At home and abroad: A Sketch-book of Life, Scenery and Men

....it runs in the blood.  If there is any law I believe in, it is that of hereditary transmission of traits, qualities, capacities and passions.  My father is a farmer, my grandfather was and his father before him and his, and his again to the seventh ancestor who came over in one of William Penn’s vessels.

The German connection

Taylor spoke fluent German and eventually, towards the end of his life, became United States Minister to Prussia.  In 1862, he was appointed to the U.S. diplomatic service as secretary of legation at St. Petersburg, and acting minister to Russia for a time during 1862-3 after the resignation of Ambassador Simon Cameron.   He also lectured at Cornell University around the 1870s on German literature.

His excellent command of the German language enabled him to write Bismarck: His Authentic Biography (1877) and produce a  ‘poetic and excellent translation’ of Goethe's Faust (2 vols, Boston, 1870-71) in the original metres.  His commentary upon Part II for the first time interpreted the motive and allegory of Faust in English, which is a real achievement, as Faust is exceptionally complex and rich in allegory and symbolic and esoteric meaning – the age old battle between Light and Dark.

At a more prosaic level, Taylor also wrote A school history of Germany (1882) and Studies in German Literature (1879)

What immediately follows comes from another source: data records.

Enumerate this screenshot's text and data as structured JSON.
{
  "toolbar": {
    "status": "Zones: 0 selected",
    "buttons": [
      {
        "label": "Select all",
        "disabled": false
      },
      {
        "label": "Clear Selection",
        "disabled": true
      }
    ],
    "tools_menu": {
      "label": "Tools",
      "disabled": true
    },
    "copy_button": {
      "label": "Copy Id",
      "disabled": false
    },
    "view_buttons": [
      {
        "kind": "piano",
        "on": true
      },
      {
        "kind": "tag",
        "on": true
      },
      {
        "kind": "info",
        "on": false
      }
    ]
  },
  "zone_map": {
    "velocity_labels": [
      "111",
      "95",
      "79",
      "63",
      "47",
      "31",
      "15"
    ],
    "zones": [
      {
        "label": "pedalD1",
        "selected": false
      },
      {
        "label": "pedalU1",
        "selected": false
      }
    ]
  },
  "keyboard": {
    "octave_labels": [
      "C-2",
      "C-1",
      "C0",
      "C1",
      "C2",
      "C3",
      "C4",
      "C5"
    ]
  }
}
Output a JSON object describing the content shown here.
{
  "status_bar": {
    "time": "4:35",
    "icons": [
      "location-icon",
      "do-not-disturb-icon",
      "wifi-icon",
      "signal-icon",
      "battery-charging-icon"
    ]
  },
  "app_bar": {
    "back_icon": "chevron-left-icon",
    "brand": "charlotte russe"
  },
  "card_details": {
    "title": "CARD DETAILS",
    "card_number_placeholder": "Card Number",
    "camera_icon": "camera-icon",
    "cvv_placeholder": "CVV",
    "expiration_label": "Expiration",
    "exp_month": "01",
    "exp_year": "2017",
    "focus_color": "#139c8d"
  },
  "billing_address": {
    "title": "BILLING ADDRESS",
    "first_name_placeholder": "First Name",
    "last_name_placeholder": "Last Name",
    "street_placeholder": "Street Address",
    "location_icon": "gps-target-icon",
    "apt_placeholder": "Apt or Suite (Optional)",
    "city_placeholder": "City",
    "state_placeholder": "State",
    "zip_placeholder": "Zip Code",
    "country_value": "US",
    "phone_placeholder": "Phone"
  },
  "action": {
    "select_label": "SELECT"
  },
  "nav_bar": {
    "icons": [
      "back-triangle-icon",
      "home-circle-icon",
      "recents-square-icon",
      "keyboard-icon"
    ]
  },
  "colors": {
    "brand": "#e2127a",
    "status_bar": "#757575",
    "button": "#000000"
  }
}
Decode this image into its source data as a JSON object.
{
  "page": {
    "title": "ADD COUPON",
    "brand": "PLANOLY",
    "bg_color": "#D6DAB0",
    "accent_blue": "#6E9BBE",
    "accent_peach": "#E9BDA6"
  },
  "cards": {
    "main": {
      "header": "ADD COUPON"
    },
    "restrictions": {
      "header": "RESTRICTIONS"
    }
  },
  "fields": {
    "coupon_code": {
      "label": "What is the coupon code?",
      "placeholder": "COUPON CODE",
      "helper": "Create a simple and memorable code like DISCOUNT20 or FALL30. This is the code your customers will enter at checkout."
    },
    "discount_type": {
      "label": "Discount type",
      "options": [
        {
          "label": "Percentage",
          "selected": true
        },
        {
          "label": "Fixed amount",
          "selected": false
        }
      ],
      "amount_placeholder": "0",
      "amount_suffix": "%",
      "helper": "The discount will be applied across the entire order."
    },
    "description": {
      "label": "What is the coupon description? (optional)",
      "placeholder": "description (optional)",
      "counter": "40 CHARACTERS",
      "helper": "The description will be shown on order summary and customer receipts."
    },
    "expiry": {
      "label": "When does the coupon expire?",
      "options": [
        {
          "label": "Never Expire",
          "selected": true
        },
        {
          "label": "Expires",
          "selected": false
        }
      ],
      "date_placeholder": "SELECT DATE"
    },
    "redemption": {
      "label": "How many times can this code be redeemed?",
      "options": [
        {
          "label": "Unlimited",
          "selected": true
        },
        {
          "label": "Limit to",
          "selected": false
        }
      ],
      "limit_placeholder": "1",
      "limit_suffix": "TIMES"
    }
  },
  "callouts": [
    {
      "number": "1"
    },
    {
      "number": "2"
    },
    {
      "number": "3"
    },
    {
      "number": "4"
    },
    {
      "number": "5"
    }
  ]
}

In Berlin in 1856, Taylor met the great German scientist Alexander von Humboldt, hoping to interview him for the New York Tribune.  Taylor saw Humboldt again in 1857 at Potsdam.  Humboldt was welcoming, and even inquired whether they should speak English or German.  The result was the book Life, Travels And Books Of Alexander Von Humboldt, The (1859).

Though he wanted to be known most as a poet, Taylor was mostly recognized as a travel writer during his lifetime and for his translation of Faust.  Mark Twain, who once travelled to Europe on the same ship as Taylor, was said to be ‘envious of Taylor's command of German’.

Writing from the heart

1920 edition of Encyclopedia Americana:

It is by his translation of Faust, one of the finest attempts of the kind in any literature, that Taylor is generally known; yet as an original poet he stands well up in the second rank of Americans. His Poems of the Orient and his Pennsylvania ballads comprise his best work. His verse is finished and sonorous, but at times over-rhetorical.

Or so this writer thought.  And indeed Bayard Taylor makes considerable use of rhetoric – ‘figures of speech in the form of a question that is asked to make a point rather than to elicit an answer’.  Why?  It is deliberate and intended to make people see, look, start observing their surroundings more.  He is figuratively speaking shouting at people to get their heads out of books and newspapers [or these days mobile phones], and instead – head up – observe the wonder and beauty of the world about them.  He celebrates the glory of creation, and his Quaker upbringing never left him in this respect. 

In Nature, Bayard Taylor experienced God; as far as he was concerned every single leaf, flower, mountain stream and animal was a demonstration of the majesty and wonder of his Creator.  His writing was a celebration of beauty, and he found it very difficult to reign in his enthusiasm and love for the world he lived in.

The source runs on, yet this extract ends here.